I’m having a hard time with it, but not in the way I expected. Mostly I’m not sure how I feel about it. I guess I’m having a hard time determining how I feel and why I feel that way. I can’t quite make sense of what is going on in my head and heart.
First and foremost I am thrilled for them. Truly. They want to have children and they are having children. That is awesome and I am so happy for them.
But there are other feelings swirling underneath that celebration, and I’m not quite sure what those feelings are.
I think there is jealousy, but I’m confused because when I probe that feeling I conjure aspects of their family building experience that I don’t usually covet. It’s not that they didn’t struggle to get pregnant (in one case she actually kind of did), but that they took their time deciding if they even wanted children, they waited until the time felt right, they weren’t rushed into it by fears of infertility (that ended up being founded) or a crazed (and completely unexplored) desperation to become a mother. They both took their time arriving at the doorstep to parenthood, and in their mid-thirties, it didn’t take too much knocking before they were let in.
I didn’t even realize this was something I envied in other people. The slow, uncertain shuffle toward something that eventually became a deliberate march in the direction of a desired future. The certainty of attaining that future. That certainty not being unfounded.
Below even that is an ambivalence toward parenthood that I’m loath to explore. I’m not loving being a mother these days. It’s brutal. Grueling. Relentless. There are moments of brightness, but they are frequently overshadowed: pinpricks of light swallowed by the yawning darkness.
Parenthood was my ultimate prize. It was supposed to complete me. It was supposed to infuse my life with happiness and delight.
I was so overcome by my blind desire. I had no idea what I was getting into. I had no idea what the reality would look like.
And I suppose that is why I’m jealous, of the time they took to decide. I know neither of them were sure they wanted kids. They thought long and hard, watched as others went before them, got an idea of what it entailed. And then they made as well-educated a decision as one can when the uncertainties are as boundless as in having kids.
I’ve done a lot of work on myself in the past couple of years, as I’ve tried to sort through the debris that feelings of apathy toward parenting littered throughout my life. I have some theories as to why I so desperately wanted to become a mother (the guarantee of being loved and having someone to love in return) and identifying those motives have helped me re-evaluate my expectations of parenthood and allowed me heal.

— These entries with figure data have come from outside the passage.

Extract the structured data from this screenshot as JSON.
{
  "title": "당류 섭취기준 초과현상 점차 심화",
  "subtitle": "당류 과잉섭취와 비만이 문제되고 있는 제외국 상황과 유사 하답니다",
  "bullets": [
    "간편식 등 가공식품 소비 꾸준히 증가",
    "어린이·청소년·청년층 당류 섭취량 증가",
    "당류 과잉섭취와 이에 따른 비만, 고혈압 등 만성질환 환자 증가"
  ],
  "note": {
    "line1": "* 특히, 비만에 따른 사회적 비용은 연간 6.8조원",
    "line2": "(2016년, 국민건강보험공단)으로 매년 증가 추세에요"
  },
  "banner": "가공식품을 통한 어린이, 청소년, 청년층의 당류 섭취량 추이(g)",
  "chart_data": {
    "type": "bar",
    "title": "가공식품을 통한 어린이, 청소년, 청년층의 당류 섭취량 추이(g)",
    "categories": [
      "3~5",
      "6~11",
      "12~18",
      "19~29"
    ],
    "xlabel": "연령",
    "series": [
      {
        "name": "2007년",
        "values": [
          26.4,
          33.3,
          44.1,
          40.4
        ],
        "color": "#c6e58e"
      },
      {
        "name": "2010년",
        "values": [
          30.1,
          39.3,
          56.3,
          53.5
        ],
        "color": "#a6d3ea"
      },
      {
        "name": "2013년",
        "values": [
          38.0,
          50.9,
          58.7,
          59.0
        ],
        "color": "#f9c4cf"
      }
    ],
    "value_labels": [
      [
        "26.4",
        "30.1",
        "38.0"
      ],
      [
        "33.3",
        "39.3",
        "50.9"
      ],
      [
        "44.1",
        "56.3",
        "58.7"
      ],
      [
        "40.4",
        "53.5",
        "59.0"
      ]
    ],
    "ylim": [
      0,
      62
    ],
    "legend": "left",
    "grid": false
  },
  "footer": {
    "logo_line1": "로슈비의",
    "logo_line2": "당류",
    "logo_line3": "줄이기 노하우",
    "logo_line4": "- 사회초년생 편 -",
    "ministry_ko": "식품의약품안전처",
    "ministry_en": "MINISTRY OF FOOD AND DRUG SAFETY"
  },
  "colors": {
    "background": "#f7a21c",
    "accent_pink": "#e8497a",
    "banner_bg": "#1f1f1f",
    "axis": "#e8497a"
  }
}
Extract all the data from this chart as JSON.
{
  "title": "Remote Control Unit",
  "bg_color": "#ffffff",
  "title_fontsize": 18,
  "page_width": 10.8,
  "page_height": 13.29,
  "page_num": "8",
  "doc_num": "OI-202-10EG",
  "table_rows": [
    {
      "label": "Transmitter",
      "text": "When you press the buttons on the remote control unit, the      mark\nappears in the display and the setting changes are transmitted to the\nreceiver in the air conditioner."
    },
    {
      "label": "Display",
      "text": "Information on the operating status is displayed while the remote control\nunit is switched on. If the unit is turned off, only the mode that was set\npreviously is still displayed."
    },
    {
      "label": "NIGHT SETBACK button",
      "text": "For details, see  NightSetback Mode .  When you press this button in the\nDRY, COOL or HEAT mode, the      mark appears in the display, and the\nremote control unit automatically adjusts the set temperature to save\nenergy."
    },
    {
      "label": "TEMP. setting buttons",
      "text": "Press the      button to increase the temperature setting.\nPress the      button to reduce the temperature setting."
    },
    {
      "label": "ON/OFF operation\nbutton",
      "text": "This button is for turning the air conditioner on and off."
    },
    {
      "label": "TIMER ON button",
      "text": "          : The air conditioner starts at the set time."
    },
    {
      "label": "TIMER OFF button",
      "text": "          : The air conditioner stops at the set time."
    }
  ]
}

I don’t regret rushing into TTC, because who knows if we could have achieve our family any later in life, but I wish I’d gone into this life-changing endeavor with my eyes wide open instead of stubbornly sealed shut. I wish I could have quieted my fears long enough to recognize that the path I choose would present its own challenges, unavoidable and significant. I wish I’d acknowledged how good I had it back then, even amidst the uncertainty.
Parenthood is amazing, but it’s also really fucking hard. I thought it would complete me, but a lot of the time it feels like it gets in the way of who I am and who I want to be. It feels like sacrilege to say that, and I’m sure much of what I’m feeling now is born of the frustration of our current challenges, but it’s how in this stage of my parenting journey. And it’s hard to come from that place and talk honestly with my friends about this massive transition they are about to undertake. Most of the time I don’t know what to say.
Have you ever struggled with your feelings about parenthood? What do you say to close friends who are soon join its ranks?